Dans ce livre d’artiste de bibliophilie, les textes poétiques sont extraits de l’ensemble intitulé “Emblèmes végétaux”, écrit en 1943. Marie Alloy a choisi six poèmes sur les vingt et un présentés dans le livre Poésies, paru en 1996 aux éditions Du Rocher. Le titre « La main et la feuille » est repris de l’un des textes de prose poétique de Luc Dietrich, présent dans cet ouvrage.

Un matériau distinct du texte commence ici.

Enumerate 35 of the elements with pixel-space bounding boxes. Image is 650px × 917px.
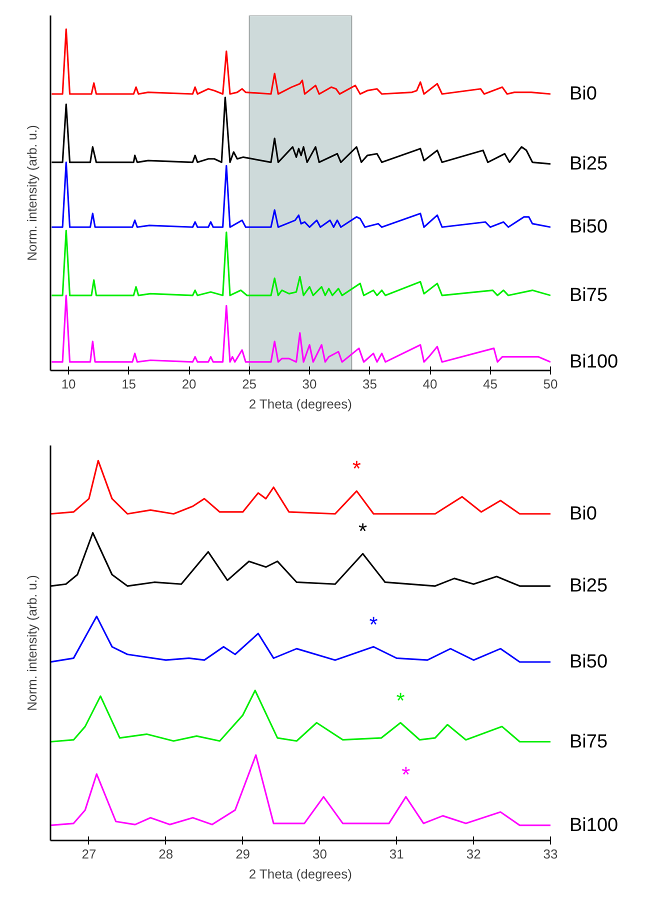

Dans les notes de Jean-Daniel Jolly Monge qui accompagnent ce livre Poésies de Luc Dietrich, (collection Alphée, éditions Du Rocher, 1996), il est précisé que Luc Dietrich s’appuie sur son observation du monde végétal pour transposer les sujets spirituels qui le hantent : “J’ai essayé de faire ressortir là tout ce que les plantes nous donnent comme exemples.”

Ces poèmes en prose ont inspiré le travail du graveur, l’élément végétal étant, pour Marie Alloy, un vecteur essentiel de ses explorations picturales et graphiques mais aussi spirituelles. Loin de faire concurrence aux photographies de l’auteur, c’est ici une mise en résonance poétique du texte de Luc Dietrich, toute en subtilités et sobriété. Le regard pénètre dans le mystère infiniment ramifié de quelques feuilles d’arbres ; leurs nervures, en un fin réseau de capillaires évoque l’écriture indéchiffrable du cosmos et le travail solitaire et relié de la main qui dessine, écrit ou grave.

Dans « Mémoire de la terre », Luc Dietrich écrit ceci, qui donne sens aux choix de ce livre : « Parmi tant de peuples d’arbres qui ont fleuri dans la gloire de l’air une seule feuille est demeurée. Saisie par la boue de quelque ancien déluge, pétrifiée dans les profondeurs de la terre… ». Marie Alloy, ici, essaie d’en restituer l’empreinte.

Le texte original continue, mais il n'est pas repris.